И я захлопала что было сил в ладоши, вскочила и засвистела — свистеть меня научили приморские мальчишки в поселке, я и залилась соловьем. Вся ресторация с куриных насиженных мест повскакала. Бабы, что поближе ко мне, краской до ушей залились. Гогот! Гвалт! Эти, жуки в черном, меня уже под локти берут. Разобрались, видно, в чем дело. Что не та я, кого ждали. Не клоунша, а настоящая. А настоящего им не надо. Крема не было внутри меня: одни отруби крепкие.
Вот уже волокут, тащат, усовещивают, — а эта коричневая тетка как рванется ко мне с деревянного постамента, вцепилась мертво: «Дайте мне ее, дайте!» Выговаривает странно. Наша речь — и не наша тоже. «Уйди, Испанка, — жуки ей вопят. — Это совсем не госпожа Скоробогатова. Это, видно, побирушка из подземного перехода, шваль. Погреться ей захотелось! А потом в притон пойдет, на малину. Не мешай — выгоним!» Смуглянка меня за плечо схватила и к себе тянет. «Нет! — визжит. — Не отдам! Мне ее пластика нужен, пластика! Понимай! Дурак, официант! Ты не думай, Петька, это быть лицо ресторана!»
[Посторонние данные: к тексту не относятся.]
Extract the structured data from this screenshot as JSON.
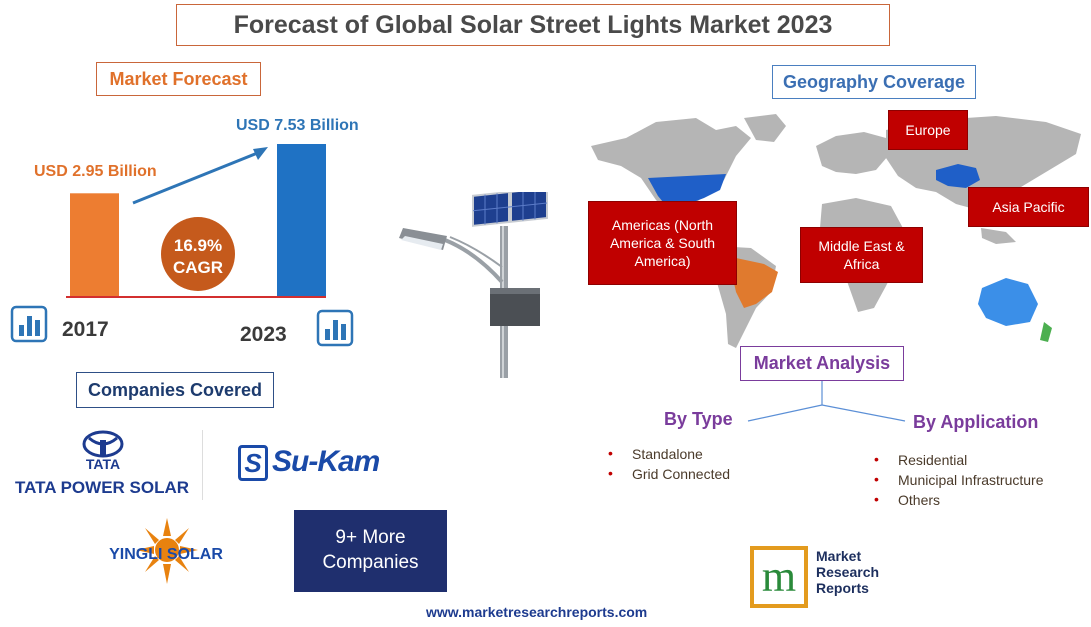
{
  "title": "Forecast of Global Solar Street Lights Market 2023",
  "market_forecast": {
    "heading": "Market Forecast",
    "value_2017_label": "USD 2.95 Billion",
    "value_2023_label": "USD 7.53 Billion",
    "cagr_value": "16.9%",
    "cagr_label": "CAGR",
    "year_start": "2017",
    "year_end": "2023",
    "bar_colors": {
      "start": "#ed7d31",
      "end": "#1f72c4"
    }
  },
  "chart_data": {
    "type": "bar",
    "categories": [
      "2017",
      "2023"
    ],
    "values": [
      2.95,
      7.53
    ],
    "ylim": [
      0,
      8
    ]
  },
  "geography": {
    "heading": "Geography Coverage",
    "regions": {
      "europe": "Europe",
      "asia_pacific": "Asia Pacific",
      "americas": "Americas (North America & South America)",
      "mea": "Middle East & Africa"
    }
  },
  "companies": {
    "heading": "Companies Covered",
    "tata_brand": "TATA",
    "tata_name": "TATA POWER SOLAR",
    "sukam": "Su-Kam",
    "yingli": "YINGLI SOLAR",
    "more": "9+ More Companies"
  },
  "market_analysis": {
    "heading": "Market Analysis",
    "by_type": {
      "label": "By Type",
      "items": [
        "Standalone",
        "Grid Connected"
      ]
    },
    "by_application": {
      "label": "By Application",
      "items": [
        "Residential",
        "Municipal Infrastructure",
        "Others"
      ]
    }
  },
  "brand": {
    "line1": "Market",
    "line2": "Research",
    "line3": "Reports",
    "mark": "m"
  },
  "website": "www.marketresearchreports.com",
  "colors": {
    "region_red": "#c00000",
    "accent_orange": "#e0712b",
    "accent_blue": "#3b6fb3",
    "accent_purple": "#7a3c9c",
    "map_grey": "#b5b5b5"
  }
}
Так тащили меня в разные стороны, и была я вмешана в дикое тесто толпы, и давила и мяла меня людская свара, и видела я у людей песьи головы вместо живых лиц, но Испанка поднатужилась, сильней оборотней оказалась, вырвала меня из черного душного месива, вытянула. В борьбе мне вывихнули кисть, Испанка потянула и вправила, я заорала от боли.
— Кричать? — улыбнулась Испанка, коснулась пальцем моего подбородка. — Голос быть замечательная! То, что надо! Мешок — снимать?..
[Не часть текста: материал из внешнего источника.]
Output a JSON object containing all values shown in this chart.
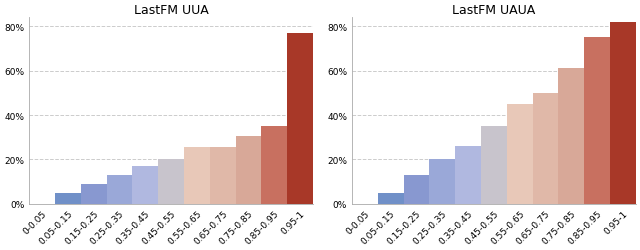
{
  "uua": {
    "title": "LastFM UUA",
    "categories": [
      "0-0.05",
      "0.05-0.15",
      "0.15-0.25",
      "0.25-0.35",
      "0.35-0.45",
      "0.45-0.55",
      "0.55-0.65",
      "0.65-0.75",
      "0.75-0.85",
      "0.85-0.95",
      "0.95-1"
    ],
    "values": [
      0.0,
      0.05,
      0.09,
      0.13,
      0.17,
      0.2,
      0.255,
      0.255,
      0.305,
      0.35,
      0.77
    ],
    "colors": [
      "#b8c8e0",
      "#7090c8",
      "#8898d0",
      "#9aa8d8",
      "#b0b8e0",
      "#c8c4cc",
      "#e8c8b8",
      "#e0b8a8",
      "#d8a898",
      "#c87060",
      "#a83828"
    ]
  },
  "uaua": {
    "title": "LastFM UAUA",
    "categories": [
      "0-0.05",
      "0.05-0.15",
      "0.15-0.25",
      "0.25-0.35",
      "0.35-0.45",
      "0.45-0.55",
      "0.55-0.65",
      "0.65-0.75",
      "0.75-0.85",
      "0.85-0.95",
      "0.95-1"
    ],
    "values": [
      0.0,
      0.05,
      0.13,
      0.2,
      0.26,
      0.35,
      0.45,
      0.5,
      0.61,
      0.75,
      0.82
    ],
    "colors": [
      "#b8c8e0",
      "#7090c8",
      "#8898d0",
      "#9aa8d8",
      "#b0b8e0",
      "#c8c4cc",
      "#e8c8b8",
      "#e0b8a8",
      "#d8a898",
      "#c87060",
      "#a83828"
    ]
  },
  "ylim": [
    0,
    0.84
  ],
  "yticks": [
    0.0,
    0.2,
    0.4,
    0.6,
    0.8
  ],
  "ytick_labels": [
    "0%",
    "20%",
    "40%",
    "60%",
    "80%"
  ],
  "background_color": "#ffffff",
  "figure_background": "#ffffff",
  "grid_color": "#cccccc"
}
Я так и не сняла свою одежду. Мы поладили с Испанкой. Она учила меня танцевать. Место, где все толкались и пили, сзади большого ресторанного зала, называлось — ночной бар. Я знала, для чего я ночью не сплю. Но эти, зачем у них отнят был сон? Затем ли, чтобы ужасом сласти и желания наполнять, насыщать под завязку живые мешки угрюмых тел своих? Я не осуждала их. Я видела — Волчье Логово живет по своим законам, которые мне не нужно было постигать — я видела их, как мертвую птицу через стекло, — мне надо было смиряться с ними, носить их на плечах, совать их в карман. И знала я, что не смогу; и печаль сжимала птичье сердце мое.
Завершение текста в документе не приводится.